We talk some about end-to-end encryption at the XMPP Summit recently
(nothing formal -- just a dinner discussion among people who are
interested in the topic). The rough consensus was that we'll work to
implement and deploy end-to-end streams and upgrade using TLS. It's a
bit of a hack, but has some good features. I'll post about that in a
> 1.) While the Sessions XEP explicitly states that session should NOT be
> regarded as ended, we think that this is fine for normal sessions,
> but not for ESessions.
> The reason is quite simple: If a contact changed his status to
> unavailable, the reason might be that the connection was lost due
> to lost TCP packages. That also means that maybe messages we sent
> got lost. As ESessions don't work when a message was lost and thus
> decrypting of further messages is not possible, we would like to
> regard an ESession as terminated when a contact signs off and
> re-establish a new ESession as soon as that user becomes available
> We also thought about keeping the thread ID and sending
> unencrypted. However, I'm against that as it could be that the
> other client reconnected and still think it's in an ESession and
> gets problems with this. That's why I prefer to use a new thread ID
That is good input to the definition of a session (or chat session),
which is still a bit unclear.
> 2.) I'm not completely satisfied with the security of ESessions. They
> give an attacker pretty much possibilities for known plain-text and
> timing attacks.
> Thus, I propose the following changes:
> * Add a <random> tag to every stanza before encryption to make
> sure an attacker never knows the full plain-text. With the
> current version of the XEP, an attacker would know the full
> plain-text for example on typing notifications, which can be
> spotted very easily on their size (another issue I'll talk
> about later).
> * Typing notifications make it easy for an attacker to do a
> timing attack. There are attacks that lets an attacker guess
> the content of a message by looking at how long was typed and
> the timing distance to the last message.

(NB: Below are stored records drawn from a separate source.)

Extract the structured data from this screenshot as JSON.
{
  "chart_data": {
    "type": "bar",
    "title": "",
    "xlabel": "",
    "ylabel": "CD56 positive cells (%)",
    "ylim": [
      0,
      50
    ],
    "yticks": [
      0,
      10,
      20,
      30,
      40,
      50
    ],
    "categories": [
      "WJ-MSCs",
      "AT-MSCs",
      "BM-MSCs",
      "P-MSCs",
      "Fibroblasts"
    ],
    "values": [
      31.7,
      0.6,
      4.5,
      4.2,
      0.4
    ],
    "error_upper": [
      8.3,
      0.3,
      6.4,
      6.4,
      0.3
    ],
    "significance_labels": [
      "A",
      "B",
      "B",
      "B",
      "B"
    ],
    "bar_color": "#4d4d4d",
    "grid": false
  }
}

> The solution I'd propose is to send a bogus stanza from time to
> time, only including a <random> tag, but with a value a bit
> longer than proposed in the first point of 2.).
> Additionally, a XEP-0184 receipt request should be added to
> SOME of those bogus packets - whether or not that receipt is
> added is random. If the client does not support XEP-0184, a
> receipt is never requested, of course, therefore the bogus
> packets won't request it as well then.
> * XEP-0184 receipt requests are always answered instantly. So an
> attacker knows by just the timing that a packet is an answer to
> a XEP-0184 receipt request. That's why I propose to ALWAYS
> answer XEP-0184 receipt requests unencrypted, as the attacker
> would only get data for a known full-plain-text attack from
> Additionally, bogus XEP-0184 receipt requests should be sent
> from time to time - this would already be covered by the point
> before this one (bogus stanzas that randomly include a XEP-0184
> receipt request)
I don't we have that problem with an end-to-end stream, do we?
> * Add padding with a random length, so it's impossible to analyze
> the message on it's length. Without this, it's easy to guess
> from the length of a packet if it's for example a typing
> notification, allowing the before mentioned timing attack. Plus
> the size of an encrypted message already gives a clue about the
> possible content.
> 3.) This suggestion is optional and I personally would NOT implement it,
> as IMHO, this is against the idea of instant messaging:
> Add a random delay to packets, not a big one, only a small time.
> This would make timing attacks even harder.
> I would add that as an optional thing to the XEP, maybe something
> the clients can enable on demand when messaging doesn't need to be
> so instant.
What exactly is the timing attack?
> I'd be glad to hear some opinions to these proposals before we
> implement them. Maybe someone got even better ideas on how to solve the
> current deficiencies?
I've been doing some research on Short Authentication Strings (SAS), and
I think the usage of SAS in ESessions may be close to worthless. But
I'll post about that separately.
> However, we are very likely going to do something against these
> deficiencies and of course it would be nice if the XEP could be
> enhanced by fixes for these deficiencies, so we don't have to give up
> being XEP-complaint for ESessions.
Given that Ian Paterson seems to have disappeared, you could become a
maintainer for the ESessions specs.
> It's not that we're only going to implement it exactly in the way I
> described above, but we'd really like to see something similar to these
> proposals. Of course, we're open to better approaches then those I had
> in mind.
Sure, we can discuss other approaches, too. But it seems that not so
many people are interested on this list. Perhaps we'd get a more active
conversation going on the security at xmpp.org list (cc'd here)?